Three-Fold Judgment. Jesus tells the Apostles that the Holy Ghost will convince the world of sin, of justice and of judgment. What does that mean? Our Lord explained this himself: “Of sin because they do not believe in Me; of justice because I go to the Father, and you will see Me no more; and of judgment because the prince of this world has already been judged.” In other words, the Holy Ghost, by assisting the work of the Apostles and the Church, will convince the world that they sinned by crucifying Our Lord. This happened when many were “cut to the heart” at the preaching of St. Peter on Pentecost, being convinced and convicted in their consciences. Next, the Holy Ghost will convict the world of justice, because, even though the Founder of the Church is Ascending to be with His Father, the Church Herself will continue his work, making justice to spread throughout the world and showing Jews and gentiles alike that their ideas of justice are either wrong or, at best, incomplete. The holiness of the Church and her saints is the Holy Ghost’s manifestation of what real justice is. Finally, the Holy Ghost will convict the world of judgment because the prince of this world is already judged, meaning that, the Devil, who is the prince of this world, is vanquished, conquered, and cast out by Christ. The Holy Ghost will show this by giving the Apostles and the Church after them power over demons and over their followers. By casting out devils, overturning pagan temples, and conquering idolatry’s strangle-hold of the gentiles, the Apostles will show the power and judgment of the Holy Ghost continuing the power and judgment of Christ.
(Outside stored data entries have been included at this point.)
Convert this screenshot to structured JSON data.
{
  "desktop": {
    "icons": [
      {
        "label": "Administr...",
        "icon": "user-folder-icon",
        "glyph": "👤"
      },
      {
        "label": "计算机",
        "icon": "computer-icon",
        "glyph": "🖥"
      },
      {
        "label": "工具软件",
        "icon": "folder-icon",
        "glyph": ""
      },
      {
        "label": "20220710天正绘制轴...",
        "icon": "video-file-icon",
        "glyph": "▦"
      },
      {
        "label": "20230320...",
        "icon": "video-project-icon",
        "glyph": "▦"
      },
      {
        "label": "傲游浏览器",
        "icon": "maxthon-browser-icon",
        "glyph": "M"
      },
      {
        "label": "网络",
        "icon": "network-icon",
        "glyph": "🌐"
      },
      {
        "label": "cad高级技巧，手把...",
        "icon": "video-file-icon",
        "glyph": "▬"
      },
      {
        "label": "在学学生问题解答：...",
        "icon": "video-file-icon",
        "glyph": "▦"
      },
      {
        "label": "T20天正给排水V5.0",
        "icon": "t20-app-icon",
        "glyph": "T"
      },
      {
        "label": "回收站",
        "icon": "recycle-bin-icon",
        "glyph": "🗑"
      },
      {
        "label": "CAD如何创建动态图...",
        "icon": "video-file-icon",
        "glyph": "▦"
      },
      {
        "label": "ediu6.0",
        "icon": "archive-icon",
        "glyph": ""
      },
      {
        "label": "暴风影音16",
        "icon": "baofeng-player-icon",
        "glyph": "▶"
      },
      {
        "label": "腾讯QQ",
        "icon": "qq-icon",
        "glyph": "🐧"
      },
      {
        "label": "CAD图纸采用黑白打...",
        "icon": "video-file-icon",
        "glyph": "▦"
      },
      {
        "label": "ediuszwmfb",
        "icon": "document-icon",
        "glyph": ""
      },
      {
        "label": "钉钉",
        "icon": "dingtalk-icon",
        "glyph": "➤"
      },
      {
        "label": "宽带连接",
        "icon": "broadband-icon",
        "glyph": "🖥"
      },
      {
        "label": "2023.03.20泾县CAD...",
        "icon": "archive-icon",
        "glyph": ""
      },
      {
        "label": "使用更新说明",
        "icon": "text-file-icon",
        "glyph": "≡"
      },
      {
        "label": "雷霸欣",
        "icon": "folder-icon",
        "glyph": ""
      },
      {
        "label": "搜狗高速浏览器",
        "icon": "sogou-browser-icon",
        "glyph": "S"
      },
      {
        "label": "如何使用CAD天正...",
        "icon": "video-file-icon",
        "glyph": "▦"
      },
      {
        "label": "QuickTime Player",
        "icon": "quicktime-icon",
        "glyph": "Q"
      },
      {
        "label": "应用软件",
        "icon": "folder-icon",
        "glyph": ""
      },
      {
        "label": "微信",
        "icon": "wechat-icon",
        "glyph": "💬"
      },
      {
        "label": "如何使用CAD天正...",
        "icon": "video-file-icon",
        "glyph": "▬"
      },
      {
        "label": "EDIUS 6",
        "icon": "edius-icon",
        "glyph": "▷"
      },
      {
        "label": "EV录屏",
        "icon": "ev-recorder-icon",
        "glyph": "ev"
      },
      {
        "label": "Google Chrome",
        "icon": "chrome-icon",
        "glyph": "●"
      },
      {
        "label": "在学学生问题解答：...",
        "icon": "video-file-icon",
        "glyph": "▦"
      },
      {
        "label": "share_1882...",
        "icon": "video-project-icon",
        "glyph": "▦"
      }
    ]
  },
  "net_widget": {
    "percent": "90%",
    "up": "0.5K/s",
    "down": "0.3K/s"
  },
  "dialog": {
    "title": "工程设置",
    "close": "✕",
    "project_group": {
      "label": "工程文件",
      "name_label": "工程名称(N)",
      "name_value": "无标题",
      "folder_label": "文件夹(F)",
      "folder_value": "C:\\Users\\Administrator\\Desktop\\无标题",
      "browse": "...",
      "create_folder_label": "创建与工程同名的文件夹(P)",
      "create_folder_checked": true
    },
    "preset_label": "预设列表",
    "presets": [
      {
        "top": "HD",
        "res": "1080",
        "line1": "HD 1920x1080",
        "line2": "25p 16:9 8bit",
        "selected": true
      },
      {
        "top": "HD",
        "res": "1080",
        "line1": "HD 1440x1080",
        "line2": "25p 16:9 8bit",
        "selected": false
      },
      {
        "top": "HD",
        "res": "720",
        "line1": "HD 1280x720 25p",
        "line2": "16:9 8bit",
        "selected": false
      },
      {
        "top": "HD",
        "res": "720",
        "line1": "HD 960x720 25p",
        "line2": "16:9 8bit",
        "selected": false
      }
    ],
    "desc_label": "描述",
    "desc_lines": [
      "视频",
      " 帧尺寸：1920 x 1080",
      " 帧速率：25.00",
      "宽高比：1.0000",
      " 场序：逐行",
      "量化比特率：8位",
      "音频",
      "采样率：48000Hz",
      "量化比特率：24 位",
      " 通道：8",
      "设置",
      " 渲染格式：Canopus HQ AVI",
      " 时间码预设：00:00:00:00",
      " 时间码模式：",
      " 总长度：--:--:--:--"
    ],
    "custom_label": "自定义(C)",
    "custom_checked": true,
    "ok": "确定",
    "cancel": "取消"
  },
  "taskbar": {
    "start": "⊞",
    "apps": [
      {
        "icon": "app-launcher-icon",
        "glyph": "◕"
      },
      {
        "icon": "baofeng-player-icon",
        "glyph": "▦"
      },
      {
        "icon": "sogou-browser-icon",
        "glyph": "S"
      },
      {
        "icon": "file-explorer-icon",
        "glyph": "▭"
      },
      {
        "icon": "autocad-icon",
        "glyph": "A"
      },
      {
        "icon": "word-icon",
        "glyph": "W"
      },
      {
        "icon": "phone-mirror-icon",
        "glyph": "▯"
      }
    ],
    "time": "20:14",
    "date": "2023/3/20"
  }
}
The Work of the Holy Ghost. That’s what the Holy Ghost will do to the world. What will he to for the faithful? He will lead them into all truth by illuminating the Apostles and the Church after them to preach God’s word infallibly. In so doing, we will make the “ingrafted word, which is able to save our souls” to increase, in each of us individually, and in the world as a whole. This is continuing the work of the Incarnate Word: “For He will not speak on His own authority, but whatever He will hear He will speak…” And what the Holy Ghost “hears” is what he receives from the Father and the Son. It is the same as what the Son received from the Father. This is why the Holy Ghost will not come to start a new church or a new “era of the Holy Ghost”— no Pentecostalism, no “Charismatic Movement” is the authentic movement of the Holy Ghost. Jesus goes on to say “He will glorify Me, because He will receive of what is Mine and will declare it to you.” He will receive of what is mine — that is, my teachings, my doctrine. That is what he will give you. And my doctrine is not mine but his who sent me, our Lord says elsewhere. So it all goes back to what St. James said: “Every good gift and every perfect gift is from above, coming down from the Father of Lights, with whom there is no change nor shadow of alteration.”
Let us all be grateful today to be the recipients of such gifts, and let us be sorry for our former ingratitude, asking God to give us meekness and patience in this changing and cruel world, that we may ever continue to be cooperative and docile recipients of his heavenly gifts.